Desde que se declaró el estado de alarma por COVID-19, como si de una cantinela se tratara, todos los días escuchamos la importancia que tiene para todos y cada uno de nosotros eso que se llama "distancia social". Es lo que nos recomiendan. Es una medida más para evitar contagios. Reducir la frecuencia de contactos y aumentar la distancia física entre las personas es duro. ¡Se están perdiendo tantos abrazos y tantos besos! Ni al aire se pueden enviar. Ni en directo, ni en diferido. Si acaso virtuales, pero no es lo mismo. Nos quedamos con las ganas que puede que se prolonguen más tiempo del deseado.

Cuando todo esto pase tendremos que aprender a socializar de nuevo, a conectar por las vías del afecto más absoluto con familiares y amigos. Nadie nos preparó para esto. Nadie nos avisó. Nos lo soltaron de sopetón y de la noche a la mañana, no sólo sufrimos el más que necesario confinamiento; de la noche a la mañana también se han confinado en el recuerdo los besos, los abrazos, las manifestaciones de cariño. Sólo nos queda el aplauso, también en la distancia, desde el balcón de casa, como merecido tributo a todos los que de buena mañana acuden a sus puestos de trabajo para atender nuestras necesidades, nuestras urgencias, nuestro dolor, nuestra angustia, nuestra incertidumbre.
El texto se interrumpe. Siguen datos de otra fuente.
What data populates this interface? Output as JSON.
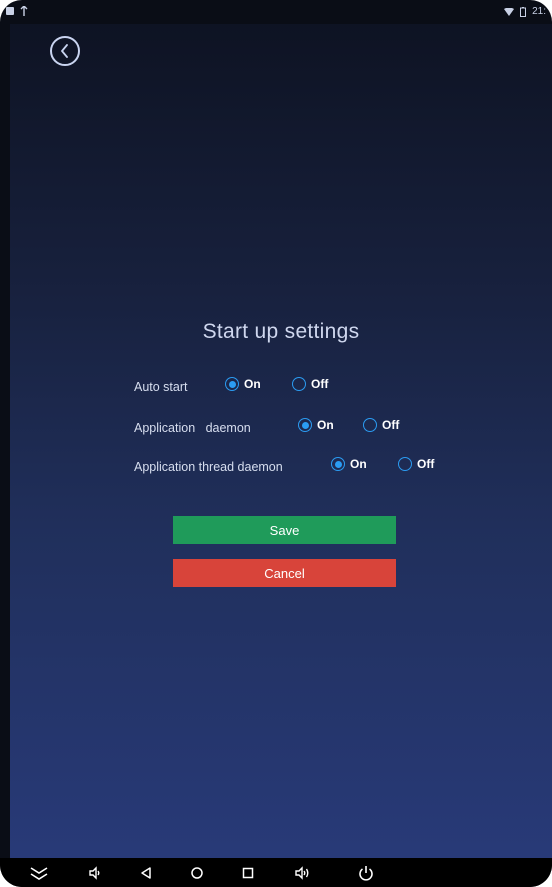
{
  "status_bar": {
    "time": "21:"
  },
  "page": {
    "title": "Start up settings"
  },
  "settings": [
    {
      "label": "Auto start",
      "on_label": "On",
      "off_label": "Off",
      "selected": "on"
    },
    {
      "label": "Application   daemon",
      "on_label": "On",
      "off_label": "Off",
      "selected": "on"
    },
    {
      "label": "Application thread daemon",
      "on_label": "On",
      "off_label": "Off",
      "selected": "on"
    }
  ],
  "buttons": {
    "save": "Save",
    "cancel": "Cancel"
  },
  "colors": {
    "accent": "#2b9cf2",
    "save": "#1f9b5a",
    "cancel": "#d8443a",
    "background_top": "#0e1323",
    "background_bottom": "#283a78"
  },
  "icons": {
    "back": "back-circle-icon",
    "nav": [
      "collapse-chevrons-icon",
      "volume-down-icon",
      "back-triangle-icon",
      "home-circle-icon",
      "recents-square-icon",
      "volume-up-icon",
      "power-icon"
    ]
  }
}
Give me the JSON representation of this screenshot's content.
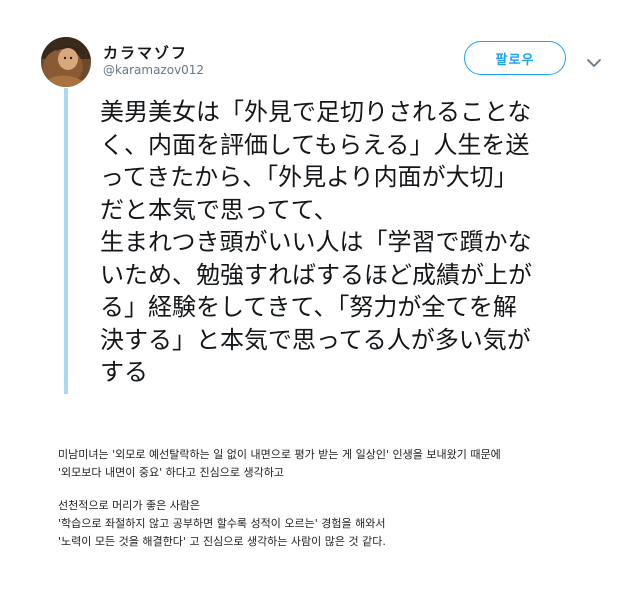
{
  "tweet": {
    "display_name": "カラマゾフ",
    "handle": "@karamazov012",
    "follow_label": "팔로우",
    "lines": [
      "美男美女は「外見で足切りされることな",
      "く、内面を評価してもらえる」人生を送",
      "ってきたから、「外見より内面が大切」",
      "だと本気で思ってて、",
      "生まれつき頭がいい人は「学習で躓かな",
      "いため、勉強すればするほど成績が上が",
      "る」経験をしてきて、「努力が全てを解",
      "決する」と本気で思ってる人が多い気が",
      "する"
    ]
  },
  "icons": {
    "avatar": "avatar-portrait",
    "menu": "chevron-down-icon"
  },
  "colors": {
    "accent": "#1da1f2",
    "thread_line": "#a9d8f3",
    "secondary_text": "#657786"
  },
  "translation": {
    "paragraph1": [
      "미남미녀는 '외모로 예선탈락하는 일 없이 내면으로 평가 받는 게 일상인' 인생을 보내왔기 때문에",
      "'외모보다 내면이 중요' 하다고 진심으로 생각하고"
    ],
    "paragraph2": [
      "선천적으로 머리가 좋은 사람은",
      "'학습으로 좌절하지 않고 공부하면 할수록 성적이 오르는' 경험을 해와서",
      "'노력이 모든 것을 해결한다' 고 진심으로 생각하는 사람이 많은 것 같다."
    ]
  }
}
La necesaria distancia social nos limita como personas. Es tremendo tener a tu madre al lado y no darle un beso y un achuchón por temor. Es horrible que una madre no pueda besar a sus hijos, que una mujer ponga distancia con su marido, que los vecinos se saluden por WhatsApp o por la ventana y que si una amiga tarda en coger el teléfono pienses de inmediato lo peor. Esta zozobra no es buena para nuestra salud. Esta zozobra nos apaga lentamente. Aunque cada quien mantenga el tipo hay en el ambiente y en el fuero interno de cada uno mucha tristeza contenida, mucha pena solapada, mucho temor, mucho de todo y todo malo aunque sigamos pintándonos sonrisas.

El contacto cercano de antes pertenece al pasado. En el presente, ni por ensoñación, porque nos han dicho que el coronavirus se propaga principalmente por el contacto. Cuan crueles, a la vez que necesarias, son las medidas de distanciamiento. Si supiéramos que haciendo todo lo que nos recomiendan que hagamos, el virus iba a pasar de largo... Lo lamentable es que nadie tiene esa certeza. Dios podría, porque es Dios. En la fe es donde muchos creyentes estamos encontrando la certeza que nos falta. Mi amiga Mercedes Morán me enviaba hace unos días en un audio, una reflexión hermosa, profunda, cargada de sentimientos y de gratitud hacia quien realmente tenemos que estar agradecidos: Dios Nuestro Señor.

Mercedes reconoce que a lo largo de su existencia, como a lo largo de la existencia de la mayoría, "no han faltado momentos de desánimo y frustración". Hay que saber combatirlos: "Resistí, desistí, volví y me atreví. Y aquí estoy". Estamos resistiendo pero estoy segura que a lo largo de este largo paréntesis en nuestras vidas, habrá momentos para desistir, como los habrá para volver, para enderezar el ánimo, para hacer de la solidaridad un estímulo, y para atreverse a vencer está tristeza que nos empieza a embargar a tantos. Estoy pensando en los que se van sin el roce de amor de los suyos. ¡Dios, que fuerte! ¡Nos estás poniendo a prueba!

Hago mía la reflexión final de Mercedes, me lo pide el corazón: "Hoy, cuando todo anda mal quiero acercarme a ti para darte las gracias por todo, por lo grande y por lo pequeño, por lo imprescindible y lo insignificante. Gracias, Señor, porque sigues siendo en el hoy difícil que vivimos, mi escudo y baluarte". Gracias, Señor, por este nuevo día, por estar ahí, por no practicar conmigo esa distancia social que nos recomiendan.